The Double Taxation Argument
The most common argument against the estate tax is that assets have already been taxed as income when earned. This has limits. A substantial portion of estate value — appreciated stocks, real estate, business interests — has never been taxed as income. The "step-up in basis" rule means heirs receive assets with basis reset to current market value, permanently eliminating embedded capital gains that would have been owed on a sale during the decedent's lifetime. The estate tax partially offsets this significant tax benefit.
The Family Farm Argument
The concern that heirs must sell family farms to pay estate taxes is more compelling in the abstract than in practice. At the current $13.6M exemption, vanishingly few family farms trigger the tax. The American Farm Bureau has acknowledged in policy documents that very few farm estates actually owe estate tax under current law.
"The estate tax debate is conducted as if it applies to ordinary Americans who worked hard and saved.
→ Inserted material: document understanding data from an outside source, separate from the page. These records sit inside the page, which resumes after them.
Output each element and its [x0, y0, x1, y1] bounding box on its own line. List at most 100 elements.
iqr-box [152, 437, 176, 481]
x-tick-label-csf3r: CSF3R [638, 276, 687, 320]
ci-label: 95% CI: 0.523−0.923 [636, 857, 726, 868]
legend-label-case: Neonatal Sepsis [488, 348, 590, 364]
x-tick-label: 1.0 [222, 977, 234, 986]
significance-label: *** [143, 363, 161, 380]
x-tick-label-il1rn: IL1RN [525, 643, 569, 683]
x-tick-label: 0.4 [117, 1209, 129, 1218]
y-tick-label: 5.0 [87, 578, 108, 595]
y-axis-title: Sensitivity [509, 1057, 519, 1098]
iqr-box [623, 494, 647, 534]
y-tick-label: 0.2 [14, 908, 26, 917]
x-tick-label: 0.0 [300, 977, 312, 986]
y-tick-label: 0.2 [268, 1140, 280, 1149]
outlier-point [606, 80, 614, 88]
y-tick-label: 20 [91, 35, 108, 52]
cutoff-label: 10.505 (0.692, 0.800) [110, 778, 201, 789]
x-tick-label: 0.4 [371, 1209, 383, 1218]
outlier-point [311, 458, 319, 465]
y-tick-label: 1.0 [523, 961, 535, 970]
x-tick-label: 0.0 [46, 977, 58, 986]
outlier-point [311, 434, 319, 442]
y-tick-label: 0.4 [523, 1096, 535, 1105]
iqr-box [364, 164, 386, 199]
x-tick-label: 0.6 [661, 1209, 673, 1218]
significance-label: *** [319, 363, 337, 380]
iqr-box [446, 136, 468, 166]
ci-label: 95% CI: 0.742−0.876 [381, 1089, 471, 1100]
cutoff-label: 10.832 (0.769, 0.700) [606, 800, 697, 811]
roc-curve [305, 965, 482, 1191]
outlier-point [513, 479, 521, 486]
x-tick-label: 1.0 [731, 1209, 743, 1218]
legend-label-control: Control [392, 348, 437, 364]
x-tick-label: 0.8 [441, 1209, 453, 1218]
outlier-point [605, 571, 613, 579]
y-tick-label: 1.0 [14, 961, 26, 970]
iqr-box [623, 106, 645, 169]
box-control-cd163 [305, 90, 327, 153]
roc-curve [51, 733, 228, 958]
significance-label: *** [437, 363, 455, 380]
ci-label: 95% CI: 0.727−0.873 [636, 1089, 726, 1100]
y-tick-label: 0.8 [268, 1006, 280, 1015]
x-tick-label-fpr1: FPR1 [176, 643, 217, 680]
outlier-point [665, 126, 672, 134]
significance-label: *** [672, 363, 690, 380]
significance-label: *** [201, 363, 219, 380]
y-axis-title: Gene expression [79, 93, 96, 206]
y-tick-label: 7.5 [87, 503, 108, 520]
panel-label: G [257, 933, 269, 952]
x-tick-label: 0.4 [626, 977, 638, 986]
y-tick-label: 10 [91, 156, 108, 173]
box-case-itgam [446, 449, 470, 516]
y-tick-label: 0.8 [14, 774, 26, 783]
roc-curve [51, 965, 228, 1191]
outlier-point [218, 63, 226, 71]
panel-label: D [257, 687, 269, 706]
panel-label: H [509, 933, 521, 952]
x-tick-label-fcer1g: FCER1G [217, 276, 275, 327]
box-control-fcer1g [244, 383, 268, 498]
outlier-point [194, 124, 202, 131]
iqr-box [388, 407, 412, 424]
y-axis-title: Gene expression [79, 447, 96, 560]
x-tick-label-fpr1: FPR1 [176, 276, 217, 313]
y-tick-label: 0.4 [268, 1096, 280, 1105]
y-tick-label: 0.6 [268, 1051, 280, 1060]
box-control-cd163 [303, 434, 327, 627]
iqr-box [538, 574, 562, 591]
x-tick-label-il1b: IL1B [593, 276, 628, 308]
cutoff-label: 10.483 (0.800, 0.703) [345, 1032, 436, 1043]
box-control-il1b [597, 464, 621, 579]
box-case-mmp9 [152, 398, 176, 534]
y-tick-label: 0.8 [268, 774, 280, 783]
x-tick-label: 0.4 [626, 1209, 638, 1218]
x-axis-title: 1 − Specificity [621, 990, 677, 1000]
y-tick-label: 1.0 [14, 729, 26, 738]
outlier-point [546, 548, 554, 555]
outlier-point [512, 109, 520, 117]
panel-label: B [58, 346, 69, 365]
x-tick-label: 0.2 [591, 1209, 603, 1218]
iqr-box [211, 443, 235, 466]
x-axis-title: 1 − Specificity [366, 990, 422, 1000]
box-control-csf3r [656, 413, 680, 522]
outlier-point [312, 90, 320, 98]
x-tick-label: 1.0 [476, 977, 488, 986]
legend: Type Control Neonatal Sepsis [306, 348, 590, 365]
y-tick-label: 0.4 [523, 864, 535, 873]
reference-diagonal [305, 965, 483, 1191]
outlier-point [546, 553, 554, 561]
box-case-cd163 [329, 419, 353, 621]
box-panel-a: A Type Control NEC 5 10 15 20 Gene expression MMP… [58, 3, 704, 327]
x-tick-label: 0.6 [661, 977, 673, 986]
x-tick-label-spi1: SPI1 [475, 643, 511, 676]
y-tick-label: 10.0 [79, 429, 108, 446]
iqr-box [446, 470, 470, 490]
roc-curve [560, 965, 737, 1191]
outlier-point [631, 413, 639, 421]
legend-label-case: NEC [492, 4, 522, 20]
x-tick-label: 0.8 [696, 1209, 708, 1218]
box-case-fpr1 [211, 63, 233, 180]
It doesn't. It applies to multi-million dollar fortunes. The family farm argument is compelling and mostly hypothetical."
The Expiration Question
The current high exemption was set by the 2017 TCJA and was scheduled to revert to roughly $7M per individual — absent congressional action. Whether Congress extends the higher exemption is one of several major tax questions dominating the current legislative agenda. The revenue implications of extension are substantial.